Import Required Libraries
We will first import the required libraries for the implementation of the pipeline.
import numpy as np
import matplotlib.pyplot as plt
import pandas as pd
from sklearn import datasets
from sklearn.decomposition import PCA
from sklearn.linear_model import LogisticRegression
from sklearn.pipeline import Pipeline
from sklearn.model_selection import GridSearchCV
from sklearn.preprocessing import StandardScaler
Define Pipeline Components
We will define the pipeline components including the PCA, Standard Scaler and Logistic Regression. We will set the tolerance to a large value to make the example faster.
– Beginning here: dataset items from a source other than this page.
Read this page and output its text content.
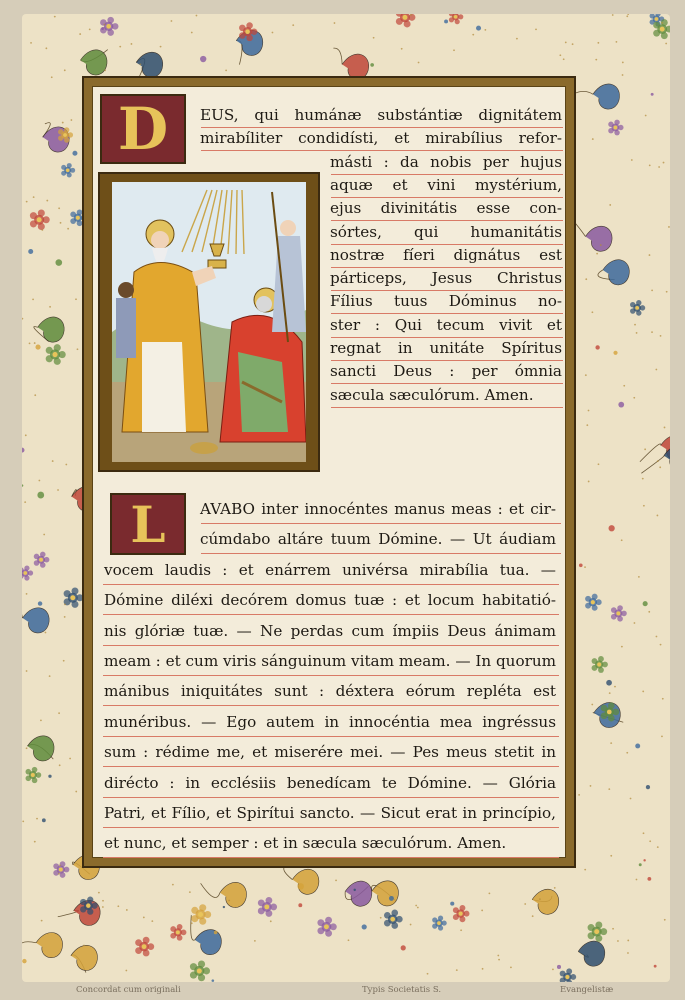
D
L
EUS, qui humánæ substántiæ dignitátem
mirabíliter condidísti, et mirabílius refor-
másti : da nobis per hujus
aquæ et vini mystérium,
ejus divinitátis esse con-
sórtes, qui humanitátis
nostræ fíeri dignátus est
párticeps, Jesus Christus
Fílius tuus Dóminus no-
ster : Qui tecum vivit et
regnat in unitáte Spíritus
sancti Deus : per ómnia
sæcula sæculórum. Amen.
AVABO inter innocéntes manus meas : et cir-
cúmdabo altáre tuum Dómine. — Ut áudiam
vocem laudis : et enárrem univérsa mirabília tua. —
Dómine diléxi decórem domus tuæ : et locum habitatió-
nis glóriæ tuæ. — Ne perdas cum ímpiis Deus ánimam
meam : et cum viris sánguinum vitam meam. — In quorum
mánibus iniquitátes sunt : déxtera eórum repléta est
munéribus. — Ego autem in innocéntia mea ingréssus
sum : rédime me, et miserére mei. — Pes meus stetit in
dirécto : in ecclésiis benedícam te Dómine. — Glória
Patri, et Fílio, et Spirítui sancto. — Sicut erat in princípio,
et nunc, et semper : et in sæcula sæculórum. Amen.
Concordat cum originali	Typis Societatis S.	Evangelistæ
## Define a pipeline to search for the best combination of PCA truncation
## and classifier regularization.
pca = PCA()
## Define a Standard Scaler to normalize inputs
scaler = StandardScaler()
logistic = LogisticRegression(max_iter=10000, tol=0.1)
pipe = Pipeline(steps=[("scaler", scaler), ("pca", pca), ("logistic", logistic)])
Load Dataset and Define Parameters for GridSearchCV
We will load the digits dataset and define parameters for GridSearchCV. We will set the parameter for PCA truncation and classifier regularization.
X_digits, y_digits = datasets.load_digits(return_X_y=True)
param_grid = {
"pca__n_components": [5, 15, 30, 45, 60],
"logistic__C": np.logspace(-4, 4, 4),
}
Perform GridSearchCV
We will perform GridSearchCV to find the best combination of PCA truncation and classifier regularization.
search = GridSearchCV(pipe, param_grid, n_jobs=2)
search.fit(X_digits, y_digits)
Print Best Parameters and Score
We will print the best parameters and score obtained from the GridSearchCV.
print("Best parameter (CV score=%0.3f):" % search.best_score_)
print(search.best_params_)
Plot PCA Spectrum
We will plot the PCA spectrum to visualize the explained variance ratio of each principal component.
pca.fit(X_digits)
fig, (ax0, ax1) = plt.subplots(nrows=2, sharex=True, figsize=(6, 6))
ax0.plot(
np.arange(1, pca.n_components_ + 1), pca.explained_variance_ratio_, "+", linewidth=2
)
ax0.set_ylabel("PCA explained variance ratio")
ax0.axvline(
search.best_estimator_.named_steps["pca"].n_components,
linestyle=":",
label="n_components chosen",
)
ax0.legend(prop=dict(size=12))
Find Best Classifier Results
For each number of components, we will find the best classifier results.
results = pd.DataFrame(search.cv_results_)
components_col = "param_pca__n_components"
best_clfs = results.groupby(components_col).apply(
lambda g: g.nlargest(1, "mean_test_score")
)
Plot Classification Accuracy
We will plot the classification accuracy for each number of components.
best_clfs.plot(
x=components_col, y="mean_test_score", yerr="std_test_score", legend=False, ax=ax1
)
ax1.set_ylabel("Classification accuracy (val)")
ax1.set_xlabel("n_components")
plt.xlim(-1, 70)
plt.tight_layout()
plt.show()
Summary
In this lab, we have learned how to build a pipeline for dimensionality reduction and classification using Principal Component Analysis (PCA) and Logistic Regression. We have used the scikit-learn library to perform unsupervised dimensionality reduction on the digits dataset using PCA. We have then used a logistic regression model for classification. We have used GridSearchCV to set the dimensionality of the PCA and find the best combination of PCA truncation and classifier regularization. We have plotted the PCA spectrum and classification accuracy for each number of components.